Kiev renforce-t-elle sa mobilisation « trop tard » ?
Mobilisation dès 25 ans, campagne de recrutement en prison, sanctions accrues pour ceux qui résistent… Entre avril et mai, la législation ukrainienne sur la mobilisation s’est considérablement durcie.
Alors que les Russes prennent d’assaut la région de Kharkiv, le parlement ukrainien, la Rada, a adopté plusieurs mesures dans l’espoir de réapprovisionner le front. Des ajustements urgents alors que Moscou a récolté ses plus grandes victoires territoriales depuis fin 2022 lors d’une offensive sur la région de Kharkiv, lancée contre une armée ukrainienne épuisée.
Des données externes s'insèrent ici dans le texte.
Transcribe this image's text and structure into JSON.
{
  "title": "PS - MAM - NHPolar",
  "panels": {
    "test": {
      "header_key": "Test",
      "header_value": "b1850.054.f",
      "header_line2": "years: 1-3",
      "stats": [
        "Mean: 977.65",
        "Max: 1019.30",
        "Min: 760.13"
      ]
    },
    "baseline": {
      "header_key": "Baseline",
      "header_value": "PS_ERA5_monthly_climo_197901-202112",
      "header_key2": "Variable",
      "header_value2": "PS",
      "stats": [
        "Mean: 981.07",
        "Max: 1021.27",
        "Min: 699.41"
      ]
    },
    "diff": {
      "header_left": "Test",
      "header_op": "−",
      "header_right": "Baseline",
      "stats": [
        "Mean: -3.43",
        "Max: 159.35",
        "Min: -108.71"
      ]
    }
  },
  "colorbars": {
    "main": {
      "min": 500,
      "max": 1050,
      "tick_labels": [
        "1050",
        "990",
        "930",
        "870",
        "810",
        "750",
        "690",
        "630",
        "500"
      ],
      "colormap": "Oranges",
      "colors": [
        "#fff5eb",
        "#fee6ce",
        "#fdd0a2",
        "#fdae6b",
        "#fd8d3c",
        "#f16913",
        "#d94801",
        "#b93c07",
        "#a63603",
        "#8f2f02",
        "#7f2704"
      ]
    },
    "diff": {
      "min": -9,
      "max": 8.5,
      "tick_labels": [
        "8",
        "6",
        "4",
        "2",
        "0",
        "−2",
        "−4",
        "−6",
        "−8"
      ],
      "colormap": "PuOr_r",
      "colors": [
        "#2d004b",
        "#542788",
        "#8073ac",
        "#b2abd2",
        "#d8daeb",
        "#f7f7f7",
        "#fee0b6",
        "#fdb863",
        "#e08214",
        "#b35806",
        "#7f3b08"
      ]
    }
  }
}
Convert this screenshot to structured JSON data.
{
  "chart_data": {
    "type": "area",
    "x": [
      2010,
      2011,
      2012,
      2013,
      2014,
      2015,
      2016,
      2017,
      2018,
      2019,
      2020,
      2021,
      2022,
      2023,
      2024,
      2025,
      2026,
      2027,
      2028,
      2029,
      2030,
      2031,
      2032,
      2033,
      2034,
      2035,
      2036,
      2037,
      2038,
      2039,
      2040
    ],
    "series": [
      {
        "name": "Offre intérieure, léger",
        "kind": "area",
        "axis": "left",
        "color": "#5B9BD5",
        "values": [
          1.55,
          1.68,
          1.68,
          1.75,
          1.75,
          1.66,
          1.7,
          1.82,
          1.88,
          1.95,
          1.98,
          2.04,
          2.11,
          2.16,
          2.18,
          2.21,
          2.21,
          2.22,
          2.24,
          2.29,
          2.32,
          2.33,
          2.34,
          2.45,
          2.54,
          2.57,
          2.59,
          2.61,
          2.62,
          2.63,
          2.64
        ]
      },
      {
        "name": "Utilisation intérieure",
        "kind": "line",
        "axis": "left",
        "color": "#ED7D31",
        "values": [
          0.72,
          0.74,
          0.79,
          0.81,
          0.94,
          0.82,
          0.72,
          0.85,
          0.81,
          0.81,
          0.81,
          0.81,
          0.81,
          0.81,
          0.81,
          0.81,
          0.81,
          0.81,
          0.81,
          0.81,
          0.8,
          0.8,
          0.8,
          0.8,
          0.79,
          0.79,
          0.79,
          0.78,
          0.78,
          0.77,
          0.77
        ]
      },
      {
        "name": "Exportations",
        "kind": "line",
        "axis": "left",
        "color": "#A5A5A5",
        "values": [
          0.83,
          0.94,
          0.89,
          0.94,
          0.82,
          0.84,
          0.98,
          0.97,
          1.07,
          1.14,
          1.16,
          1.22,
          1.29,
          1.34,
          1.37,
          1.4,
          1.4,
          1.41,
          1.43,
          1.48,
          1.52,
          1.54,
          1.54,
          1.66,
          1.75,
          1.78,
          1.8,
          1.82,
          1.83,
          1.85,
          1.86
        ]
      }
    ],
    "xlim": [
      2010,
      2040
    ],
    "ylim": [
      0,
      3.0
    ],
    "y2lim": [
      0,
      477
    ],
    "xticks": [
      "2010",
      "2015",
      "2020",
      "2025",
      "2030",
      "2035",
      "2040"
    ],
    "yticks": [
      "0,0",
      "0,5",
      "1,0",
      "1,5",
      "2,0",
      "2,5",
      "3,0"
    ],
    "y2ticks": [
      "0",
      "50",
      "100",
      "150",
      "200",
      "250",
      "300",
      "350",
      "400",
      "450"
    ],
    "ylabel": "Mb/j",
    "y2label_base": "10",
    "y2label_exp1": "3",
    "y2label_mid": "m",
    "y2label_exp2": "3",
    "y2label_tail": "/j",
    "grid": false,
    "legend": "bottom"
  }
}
« Cette mobilisation arrive trop tard », réagit le général Vincent Desportes. L’ancien directeur de l’École de guerre ajoute qu’« il n’est pas du tout évident que cet effort soit suffisant » sur le terrain alors que les Russes ont récupéré près de 260 km² en une semaine. « Les Ukrainiens ne disposent que de 87 brigades d’infanterie ou de combat, ces unités qui vont au contact. Et, en un an, ils n’en ont formé que sept nouveaux », illustre Michel Goya, ancien colonel des troupes de marine, historien et stratège.
Une mobilisation de « Tanguy »
La formation de ces nouvelles recrues est au cœur du problème. « Même pour un simple militaire, si on veut un entraînement sérieux, cela prend plusieurs semaines », explique Michel Goya, pour qui ces forces fortes ne se feront sentir sur le terrain que dans « plusieurs mois ». Ces changements législatifs « durs mais nécessaires », selon les mots du chef de la diplomatie américaine Antony Blinken, arrivent donc tardivement.
L’Ukraine s’est montrée « réticente à engager ses forces » dans la bataille, note Vincent Desportes. « Au plus fort de la Première Guerre mondiale, la France a mobilisé entre 5 et 6 millions de personnes (pour une population similaire à celle de l’Ukraine au début de la guerre) contre environ 1 million en Ukraine. L’effort de mobilisation de Kiev n’est pas du tout à la hauteur de ce que la France avait entrepris face à une menace mortelle », note l’ancien général.
Et tandis que la plupart des pays du monde engagent leurs jeunes au combat en cas de conflit armé, l’Ukraine a choisi de les préserver. « Je ne connais pas d’autres exemples historiques où un pays a choisi de se mobiliser seulement à partir de 27 ans, c’est complètement inédit. A Gaza, l’âge moyen des soldats israéliens tués est de 20 ans ! », souligne Michel Goya.
L’Ukraine a encore « potentiellement de la place »
Après la Première Guerre mondiale, la France connaît un choc démographique considérable : toute une génération de jeunes hommes périt sur le front. Kiev « a voulu éviter ça », explique Vincent Desportes qui rappelle que l’Ukraine est une société « plutôt vieillissante », ce qui explique cette volonté politique de « préserver l’avenir ». Mais « cette préservation de la jeunesse est relativement peu conventionnelle alors que le pays est dans une guerre qualifiée d’existentielle », souligne Michel Goya.
« Un pays devrait pouvoir mettre en uniforme au maximum 5 % de sa population. En Ukraine, c’est entre 2 et 3% », explique l’historien, pour qui il reste « potentiellement une certaine marge ». L’Ukraine a donc dû cesser de virer de bord. Mais même en ligne droite, le pays sera confronté à une pénurie d’hommes. Avec une population de 38 millions d’habitants en 2022, l’Ukraine est un nain démographique par rapport à la Russie et ses 144 millions d’habitants. Quels que soient les choix politiques, « la capacité de mobilisation russe reste énorme alors que celle de l’Ukraine reste faible. Les Russes ne veulent pas se mobiliser mais ils le peuvent », note Vincent Desportes.
Notre dossier sur la guerre en Ukraine
Fin avril, le Congrès américain a finalement voté fin avril une aide de près de 61 milliards de dollars pour Kiev. Entre équipement et formation de ces nouvelles recrues, cette aide va donner un vent de fraîcheur aux Ukrainiens alors que le blocage de l’aide américaine, qui a duré plusieurs mois, « a coûté beaucoup en vies humaines », analyse Michel Goya. Mais même avec un équipement renouvelé et une formation Made in USA, « Au final, la guerre, c’est poitrine contre poitrine », constate Vincent Desportes. Car, comme le rappelle l’ancien général, « ce sont les hommes qui avancent et tiennent les positions, pas les drones ».